Jennifer Riffard, avocate au cabinet Adaltys, décrypte la jurisprudence récente qui a apporté des précisions sur leur étendue et leur mise en œuvre :

Parmi les droits reconnus aux agents faisant l’objet de procédures disciplinaires figurent notamment : le droit d’être informé de la procédure engagée et des faits reprochés, celui d’obtenir la communication intégrale du dossier individuel et celui d’être assisté tout au long de la procédure et de­ ­présenter des observations (1).
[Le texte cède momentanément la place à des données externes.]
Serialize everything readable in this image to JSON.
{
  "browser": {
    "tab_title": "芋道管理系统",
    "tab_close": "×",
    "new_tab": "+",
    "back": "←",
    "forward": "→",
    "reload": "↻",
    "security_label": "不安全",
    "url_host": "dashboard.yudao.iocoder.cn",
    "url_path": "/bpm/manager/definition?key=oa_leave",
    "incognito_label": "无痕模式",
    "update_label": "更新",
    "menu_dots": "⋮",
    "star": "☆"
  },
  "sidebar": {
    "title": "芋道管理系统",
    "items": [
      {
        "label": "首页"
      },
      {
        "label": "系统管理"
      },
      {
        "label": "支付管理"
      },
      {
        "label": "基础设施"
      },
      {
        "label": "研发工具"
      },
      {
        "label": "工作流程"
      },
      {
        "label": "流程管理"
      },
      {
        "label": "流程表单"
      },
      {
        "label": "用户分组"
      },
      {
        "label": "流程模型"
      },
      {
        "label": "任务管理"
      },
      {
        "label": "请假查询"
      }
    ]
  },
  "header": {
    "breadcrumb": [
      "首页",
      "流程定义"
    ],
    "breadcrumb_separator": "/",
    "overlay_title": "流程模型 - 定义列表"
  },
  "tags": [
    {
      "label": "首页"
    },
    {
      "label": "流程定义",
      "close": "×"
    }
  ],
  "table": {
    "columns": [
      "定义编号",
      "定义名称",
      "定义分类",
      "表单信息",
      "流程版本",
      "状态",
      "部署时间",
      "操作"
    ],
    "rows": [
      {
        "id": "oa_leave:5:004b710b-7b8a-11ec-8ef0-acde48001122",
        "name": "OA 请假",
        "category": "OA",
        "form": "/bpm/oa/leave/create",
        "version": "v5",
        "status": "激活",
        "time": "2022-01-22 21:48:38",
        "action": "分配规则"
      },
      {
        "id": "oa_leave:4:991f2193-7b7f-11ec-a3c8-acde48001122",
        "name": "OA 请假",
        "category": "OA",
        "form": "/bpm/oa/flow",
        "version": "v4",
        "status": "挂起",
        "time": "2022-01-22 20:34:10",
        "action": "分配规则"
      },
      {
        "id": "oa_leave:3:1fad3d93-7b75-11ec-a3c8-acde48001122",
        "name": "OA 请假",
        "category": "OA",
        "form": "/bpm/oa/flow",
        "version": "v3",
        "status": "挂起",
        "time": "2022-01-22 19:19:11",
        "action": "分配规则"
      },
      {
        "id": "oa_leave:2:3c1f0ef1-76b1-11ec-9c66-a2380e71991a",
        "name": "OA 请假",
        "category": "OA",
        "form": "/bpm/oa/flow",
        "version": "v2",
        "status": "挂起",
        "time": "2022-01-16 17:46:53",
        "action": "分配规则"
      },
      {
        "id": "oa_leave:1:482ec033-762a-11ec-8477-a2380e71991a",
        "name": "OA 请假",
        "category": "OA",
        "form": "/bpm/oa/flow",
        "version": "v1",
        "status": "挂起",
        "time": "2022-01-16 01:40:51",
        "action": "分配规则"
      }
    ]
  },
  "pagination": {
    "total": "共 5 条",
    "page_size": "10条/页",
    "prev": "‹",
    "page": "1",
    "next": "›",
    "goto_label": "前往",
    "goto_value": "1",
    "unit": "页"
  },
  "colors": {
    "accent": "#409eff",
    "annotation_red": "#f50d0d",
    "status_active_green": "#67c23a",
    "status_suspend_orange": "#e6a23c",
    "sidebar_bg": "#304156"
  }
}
Le juge administratif veille au respect de ces droits et ne cesse d’apporter des précisions sur leur étendue et leur mise en œuvre. S’agissant du droit à obtenir la communication du dossier individuel, celui-ci s’entend de la communication du dossier administratif et du dossier disciplinaire. Concrètement, le juge administratif considère que les droits de la défense ne sont pas respectés et que la procédure suivie est viciée lorsque la sanction est prise à raison de faits qui sont établis par des pièces qui n’étaient pas versées au dossier de l’agent et dont il n’a pas pu, dans ces conditions, prendre connaissance (2). La sanction ne doit donc en aucun cas être prise au vu de pièces autres que celles figurant au dossier et dont l’agent a été mis à même de prendre connaissance (3).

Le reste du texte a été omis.